Interim CFOs Gain Prominence in Private Equity
With the comeback in private equity, interim Chief Financial Officers (CFOs) are gaining in prominence. Their expertise is particularly handy when it comes to the transactions that drive the industry. According to Jim Dimitriou, national managing partner in the private equity practice of Tatum, highly seasoned and skilled CFOs are usually required whether it's due diligence on acquisitions, integration of acquired firms or prep for a liquidity event, like an IPO or sale.
Tatum is a national professional services firm offering strategy and leadership management. "We come in with operations people to handle project-based work," Dimitriou told eFinancialCareers. And, often, the interim CFO will move to a permanent CFO post-as much as 75 percent of the time.
Old CFO often has no clue
Dimitriou notes that the CFO at the acquired firm is sometimes a bit behind the times, and with a company in growth mode and acquired by a private equity firm, the old CFO often has no clue as to how to work in this situation.
"It's a different reporting structure and environment," he notes. So, who is exactly suited to work as an interim CFO for a PE firm? "It's usually a CFO that's tired of the grind. They've put a big nest egg away, and they still want to work and have a challenge."
Sometimes, they will mentor the current CFO at the acquired firm, working on a specific transaction or project. "These are real operational people who love problem solving-usually someone in their late 40's to 50's in age," adds Dimitriou.
Controllers also in demand
He notes that controllers are also in demand, but they're generally in their 30's or 40's. Project-based work can last anywhere from six to 18 months. Other project-based work might involve performance improvement for a troubled business.

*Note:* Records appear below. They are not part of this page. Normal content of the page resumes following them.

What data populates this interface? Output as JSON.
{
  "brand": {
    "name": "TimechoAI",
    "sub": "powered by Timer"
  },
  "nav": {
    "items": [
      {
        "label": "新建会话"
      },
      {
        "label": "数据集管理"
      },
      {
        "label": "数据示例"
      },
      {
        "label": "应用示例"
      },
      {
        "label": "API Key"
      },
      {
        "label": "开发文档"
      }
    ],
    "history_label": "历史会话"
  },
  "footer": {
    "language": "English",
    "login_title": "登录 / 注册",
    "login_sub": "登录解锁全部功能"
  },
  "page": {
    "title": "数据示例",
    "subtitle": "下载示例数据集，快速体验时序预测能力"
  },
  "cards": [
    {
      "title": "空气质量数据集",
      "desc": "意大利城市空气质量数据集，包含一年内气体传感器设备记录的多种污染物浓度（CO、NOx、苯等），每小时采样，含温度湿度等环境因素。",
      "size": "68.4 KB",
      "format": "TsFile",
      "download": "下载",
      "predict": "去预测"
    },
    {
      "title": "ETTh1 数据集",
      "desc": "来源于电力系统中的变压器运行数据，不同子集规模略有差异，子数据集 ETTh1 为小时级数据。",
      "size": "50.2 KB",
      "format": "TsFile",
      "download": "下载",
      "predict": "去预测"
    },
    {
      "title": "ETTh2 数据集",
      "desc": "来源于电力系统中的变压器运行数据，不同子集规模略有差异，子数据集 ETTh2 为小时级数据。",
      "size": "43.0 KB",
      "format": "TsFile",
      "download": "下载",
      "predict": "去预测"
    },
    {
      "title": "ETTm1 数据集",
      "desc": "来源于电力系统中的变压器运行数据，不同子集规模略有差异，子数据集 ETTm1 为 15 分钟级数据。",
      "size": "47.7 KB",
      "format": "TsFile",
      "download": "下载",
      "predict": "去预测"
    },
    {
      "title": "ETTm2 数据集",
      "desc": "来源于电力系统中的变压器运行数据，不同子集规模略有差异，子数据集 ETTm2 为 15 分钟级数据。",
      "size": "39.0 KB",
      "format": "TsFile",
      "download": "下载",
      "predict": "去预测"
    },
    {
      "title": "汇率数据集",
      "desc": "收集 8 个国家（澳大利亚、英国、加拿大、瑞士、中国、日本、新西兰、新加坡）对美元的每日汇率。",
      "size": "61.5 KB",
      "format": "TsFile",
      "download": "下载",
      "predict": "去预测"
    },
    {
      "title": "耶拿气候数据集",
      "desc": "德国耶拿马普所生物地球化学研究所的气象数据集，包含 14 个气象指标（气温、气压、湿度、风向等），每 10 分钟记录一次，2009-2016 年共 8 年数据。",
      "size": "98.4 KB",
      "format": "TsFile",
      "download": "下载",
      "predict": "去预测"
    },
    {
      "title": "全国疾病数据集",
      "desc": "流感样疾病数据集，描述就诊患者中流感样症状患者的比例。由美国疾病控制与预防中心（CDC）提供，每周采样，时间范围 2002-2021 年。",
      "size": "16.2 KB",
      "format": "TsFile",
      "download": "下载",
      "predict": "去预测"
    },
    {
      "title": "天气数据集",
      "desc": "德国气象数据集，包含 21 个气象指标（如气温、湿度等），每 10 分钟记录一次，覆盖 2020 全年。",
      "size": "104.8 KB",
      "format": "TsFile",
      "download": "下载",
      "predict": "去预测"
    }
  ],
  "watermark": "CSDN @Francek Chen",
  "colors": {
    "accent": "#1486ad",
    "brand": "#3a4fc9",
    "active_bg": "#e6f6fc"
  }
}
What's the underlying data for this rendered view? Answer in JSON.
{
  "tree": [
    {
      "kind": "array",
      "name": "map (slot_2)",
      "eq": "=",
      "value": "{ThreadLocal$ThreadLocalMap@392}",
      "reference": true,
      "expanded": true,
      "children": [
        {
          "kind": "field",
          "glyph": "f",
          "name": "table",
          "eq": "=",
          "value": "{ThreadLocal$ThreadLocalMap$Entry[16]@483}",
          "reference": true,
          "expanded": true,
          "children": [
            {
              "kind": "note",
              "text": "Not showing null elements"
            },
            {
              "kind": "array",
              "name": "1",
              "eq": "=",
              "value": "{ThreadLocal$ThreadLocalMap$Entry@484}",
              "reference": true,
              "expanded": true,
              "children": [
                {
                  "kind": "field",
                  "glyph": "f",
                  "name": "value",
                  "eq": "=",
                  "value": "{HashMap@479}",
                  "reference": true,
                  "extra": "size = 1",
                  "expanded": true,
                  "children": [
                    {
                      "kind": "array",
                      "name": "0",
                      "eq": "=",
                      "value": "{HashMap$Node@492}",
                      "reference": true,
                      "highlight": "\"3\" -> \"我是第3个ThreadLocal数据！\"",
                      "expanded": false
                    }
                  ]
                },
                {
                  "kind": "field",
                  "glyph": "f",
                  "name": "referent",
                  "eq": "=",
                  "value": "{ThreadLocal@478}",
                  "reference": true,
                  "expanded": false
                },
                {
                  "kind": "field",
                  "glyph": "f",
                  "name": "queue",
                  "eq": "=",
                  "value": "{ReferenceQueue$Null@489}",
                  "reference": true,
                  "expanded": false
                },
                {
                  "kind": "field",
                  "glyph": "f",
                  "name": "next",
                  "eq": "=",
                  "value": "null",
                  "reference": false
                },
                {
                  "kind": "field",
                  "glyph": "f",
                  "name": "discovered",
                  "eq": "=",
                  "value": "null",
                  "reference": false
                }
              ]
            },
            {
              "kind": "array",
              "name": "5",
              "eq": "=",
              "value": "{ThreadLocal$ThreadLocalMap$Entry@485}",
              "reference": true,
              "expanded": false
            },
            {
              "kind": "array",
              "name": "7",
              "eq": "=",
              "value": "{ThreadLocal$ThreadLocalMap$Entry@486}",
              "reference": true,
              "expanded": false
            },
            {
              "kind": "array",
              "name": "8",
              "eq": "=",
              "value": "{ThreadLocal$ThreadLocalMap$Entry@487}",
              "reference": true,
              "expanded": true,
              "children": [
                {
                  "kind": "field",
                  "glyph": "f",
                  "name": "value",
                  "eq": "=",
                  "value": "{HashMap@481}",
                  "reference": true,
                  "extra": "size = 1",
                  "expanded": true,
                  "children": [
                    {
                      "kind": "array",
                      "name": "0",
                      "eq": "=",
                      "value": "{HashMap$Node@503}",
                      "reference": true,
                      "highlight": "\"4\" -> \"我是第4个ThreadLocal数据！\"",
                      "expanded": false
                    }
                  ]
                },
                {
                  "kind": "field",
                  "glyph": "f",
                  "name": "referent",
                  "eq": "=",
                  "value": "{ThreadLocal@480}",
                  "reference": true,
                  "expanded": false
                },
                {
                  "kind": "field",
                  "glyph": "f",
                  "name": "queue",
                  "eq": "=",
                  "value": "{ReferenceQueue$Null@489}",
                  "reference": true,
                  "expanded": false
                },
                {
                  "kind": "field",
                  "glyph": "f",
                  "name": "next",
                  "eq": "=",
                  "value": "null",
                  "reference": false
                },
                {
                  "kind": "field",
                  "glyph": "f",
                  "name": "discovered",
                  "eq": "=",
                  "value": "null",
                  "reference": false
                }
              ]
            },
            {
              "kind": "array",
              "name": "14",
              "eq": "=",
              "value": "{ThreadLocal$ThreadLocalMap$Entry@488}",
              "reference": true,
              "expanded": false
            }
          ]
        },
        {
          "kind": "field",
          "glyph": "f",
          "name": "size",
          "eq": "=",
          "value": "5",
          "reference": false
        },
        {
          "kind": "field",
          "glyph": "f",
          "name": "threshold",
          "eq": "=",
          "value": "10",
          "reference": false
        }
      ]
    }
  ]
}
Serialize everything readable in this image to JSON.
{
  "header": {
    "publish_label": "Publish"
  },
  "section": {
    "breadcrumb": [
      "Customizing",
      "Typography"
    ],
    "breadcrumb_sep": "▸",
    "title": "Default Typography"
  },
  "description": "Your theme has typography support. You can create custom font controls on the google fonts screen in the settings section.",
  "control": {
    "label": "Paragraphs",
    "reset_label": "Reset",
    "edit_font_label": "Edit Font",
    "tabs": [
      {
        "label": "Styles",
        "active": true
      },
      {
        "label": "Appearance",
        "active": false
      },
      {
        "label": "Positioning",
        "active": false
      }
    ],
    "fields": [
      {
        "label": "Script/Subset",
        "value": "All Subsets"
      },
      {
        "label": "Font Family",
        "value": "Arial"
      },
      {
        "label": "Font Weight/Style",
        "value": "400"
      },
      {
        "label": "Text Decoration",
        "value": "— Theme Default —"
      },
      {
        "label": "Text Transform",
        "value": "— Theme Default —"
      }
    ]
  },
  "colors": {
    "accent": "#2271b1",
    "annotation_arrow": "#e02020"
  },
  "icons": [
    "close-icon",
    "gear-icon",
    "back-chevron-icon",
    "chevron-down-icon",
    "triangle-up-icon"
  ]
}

The latest developments aren't coming as a surprise, given the recent stats on the industry. And, surprisingly, the demand for CFOs might be coming from spots beyond the usual California, Connecticut and New York stomping grounds. A new study from the Private Equity Growth Capital Council notes that PE activity was certainly high in California, New York and Connecticut, but Illinois and Texas also ranked as tops on the list as far as deal value.